Kabi Nagata parla a Kabi Nagata

Non so se c’è qualcosa di terapeutico o consolatorio nel mettersi a nudo; qualcosa di altamente egoriferito e d’altra parte anche di profonda fiducia verso l’altro. Kabi Nagata torna al suo pubblico di nuovi e vecchi lettori dopo il successo di La mia prima volta. My lesbian experience with loneliness con una raccolta di Lettere a me stessa – piccoli episodi di vita che prosegue, inciampa, rovina e poi in qualche modo si rialza –, nell’edizione italiana raccolte in un unico massiccio volume pubblicato da Jpop.

Le lettere riprendono da dove la trentenne mangaka giapponese ci aveva lasciati col suo precedente volume, portandoci nella dimensione del diario, quindi frammentata, spezzata e paradossalmente quasi più dolorosa. Se infatti ne La mia prima volta Nagata raccontava con profonda sincerità la decisione di avere il suo primo rapporto sessuale all’età di ventotto anni con una sex worker e tutto il percorso impervio di vita che l’aveva condotta a questa scelta, salutandoci con la soddisfazione di chi aveva appena afferrato una verità e fissato dei punti di riferimento; in Lettere a me stessa ci riporta di fronte alla pungente realtà che la vita, nel bene e nel male, non si ferma.

Lettere a me stessa.

Kabi Nagata parla a sé stessa, tenendo in mano una matita e con l’altra le redini di un’esistenza da tenere in salvo. Torna a parlare della solitudine, dell’essere giovani adulti in un Giappone che non fa sconti a nessuno, della difficoltà di trovare affetti ed essere in grado di saperli corrispondere; delle aspettative in famiglia e delle ondate di depressione che tornano a un ritmo cronicizzato, come una marea regolare che toglie il respiro. Dietro disegni dal tratto dolce, sfondi a pois rosa, e un tono sempre autoironico, quelle che si levano dalle pagine sono lame affilate che colpiscono dove devono colpire e prima di qualsiasi forma di empatia ci suggeriscono una sensazione di ingiustizia, perché semplicemente è ingiusto che qualcuno stia così male.
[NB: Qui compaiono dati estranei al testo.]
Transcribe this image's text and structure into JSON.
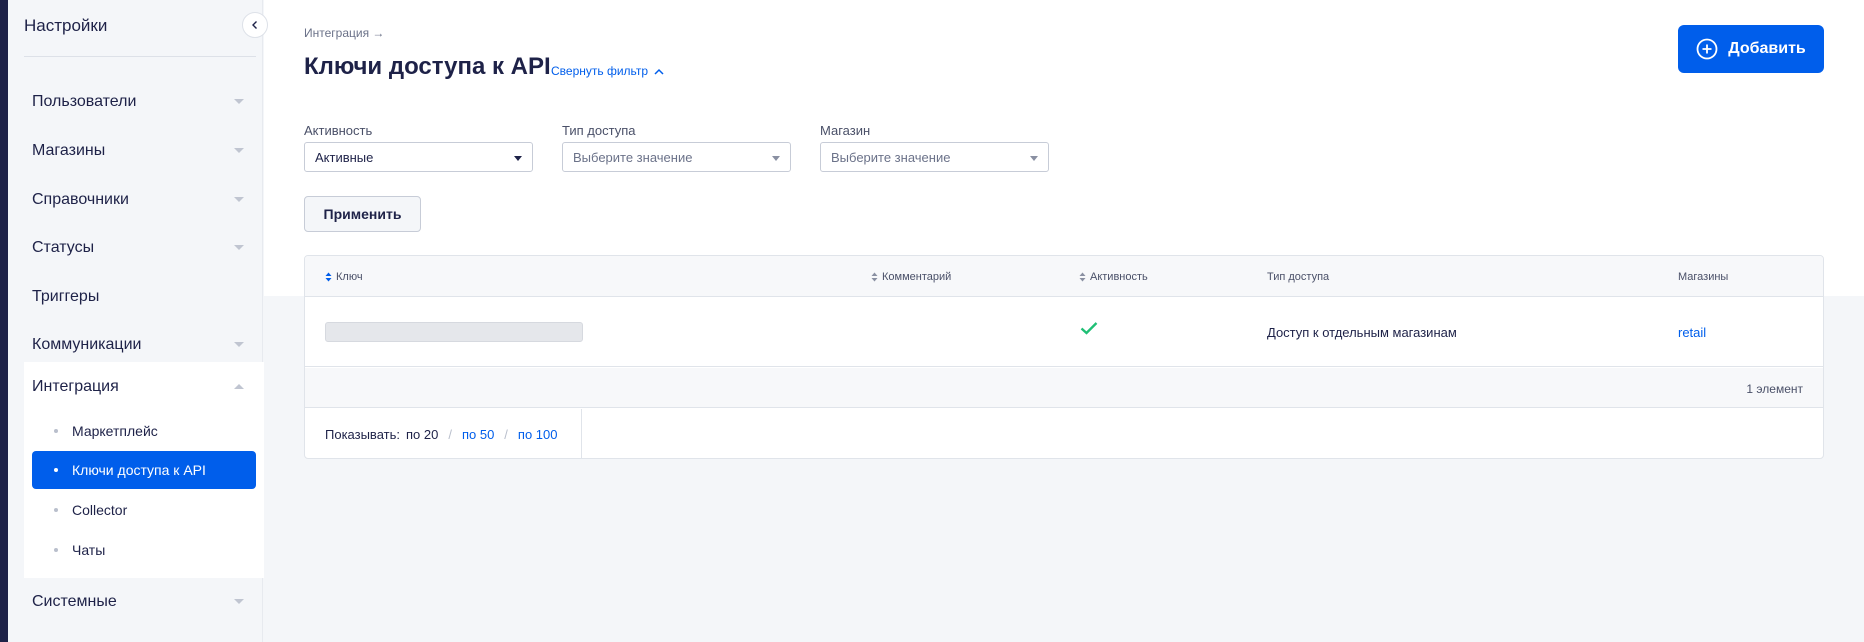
{
  "sidebar": {
    "title": "Настройки",
    "items": [
      {
        "label": "Пользователи"
      },
      {
        "label": "Магазины"
      },
      {
        "label": "Справочники"
      },
      {
        "label": "Статусы"
      },
      {
        "label": "Триггеры"
      },
      {
        "label": "Коммуникации"
      },
      {
        "label": "Интеграция"
      },
      {
        "label": "Системные"
      }
    ],
    "integration_subitems": [
      {
        "label": "Маркетплейс"
      },
      {
        "label": "Ключи доступа к API"
      },
      {
        "label": "Collector"
      },
      {
        "label": "Чаты"
      }
    ]
  },
  "header": {
    "breadcrumb": "Интеграция →",
    "title": "Ключи доступа к API",
    "collapse_filter": "Свернуть фильтр",
    "add_button": "Добавить"
  },
  "filters": {
    "activity": {
      "label": "Активность",
      "value": "Активные"
    },
    "access_type": {
      "label": "Тип доступа",
      "placeholder": "Выберите значение"
    },
    "store": {
      "label": "Магазин",
      "placeholder": "Выберите значение"
    },
    "apply_button": "Применить"
  },
  "table": {
    "columns": [
      "Ключ",
      "Комментарий",
      "Активность",
      "Тип доступа",
      "Магазины"
    ],
    "rows": [
      {
        "key": "",
        "comment": "",
        "active": true,
        "access_type": "Доступ к отдельным магазинам",
        "stores": "retail"
      }
    ],
    "count": "1 элемент",
    "pager": {
      "label": "Показывать:",
      "options": [
        "по 20",
        "по 50",
        "по 100"
      ]
    }
  },
  "colors": {
    "accent": "#005eeb",
    "check": "#1fbf75",
    "text": "#1e2248"
  }
}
La fumettista però non ne fa mai una riflessione sistemica, se non nelle ultime pagine di un episodio extra di pura finzione dove i nemici portano maschere con su scritto la parola “società”. D’altro canto il focus su di sé è dichiarato, intuibile già da titoli e pronomi: Nagata si limita a renderci partecipi di un percorso inviolabile e individuale di costruzione di un’identità e protezione della stessa attraverso la resa su carta. Come nella migliore tradizioni della storia dell’essere umano, il diario diventa riparo – in un momento in cui manca la giusta scintilla per creare storie nuove – e arma a doppio taglio in cui si è costretti a fare i conti con le proprie azioni, i propri pensieri, il proprio sentire. Laddove si crede che la perdita della “verginità” basti si ci ritrova di nuovo desiderosi di un abbraccio figlio di un sentimento sincero; il legame materno al limite della dipendenza si scontra con l’atavico istinto al non negarsi pur di soddisfare le felicità altrui.

La mia prima volta.

Fissarsi sulla pagina vuol dire dire dirsi “io sono questa” al di là degli insuccessi, della patologia depressiva, delle aspettative sociali. Vuol dire affermarsi di fronte al mondo e con la più grande delle fatiche anche davanti ai propri occhi, come un essere umano fatto di slanci e voglia di fare, ma anche fragilità e bisogni. Bisogni materiali – una casa in cui costruire un’indipendenza, soldi a sufficienza per potersi mantenere –, ma anche fisici. La soggettività di Kabi Nagata si compone infatti costantemente attraverso esperienze corporali, dall’autolesionismo e i disturbi alimentari prima, dal desiderio sessuale e la banale ma tardiva scoperta di come si è fatti a livello anatomico poi. Il suo corpo vive con lei come presenza nel mondo oltre qualsiasi volontà della mente di annullarsi, diventando muro su cui scagliarsi ma anche entità da nutrire e di cui avere cura. Le cui reazioni inaspettate, come il bagnarsi a letto durante i giorni di ripiego nell’alcol, sono un campanello di allarme che costringe ad ascoltare e ascoltarsi.

Lettere a me stessa

È inevitabile affezionarsi all’autrice, che per la maggior parte dei lettori sarà anche coetanea e vicina di sventure; ma difficilmente si vive un rispecchiamento, o d’altra parte un sentimento di pietismo. Perché il suo io è vivo e queste pagine sono la sua testimonianza e quindi la sua resistenza, oltre il dolore e la ricerca faticosa di un modo per tenersi insieme.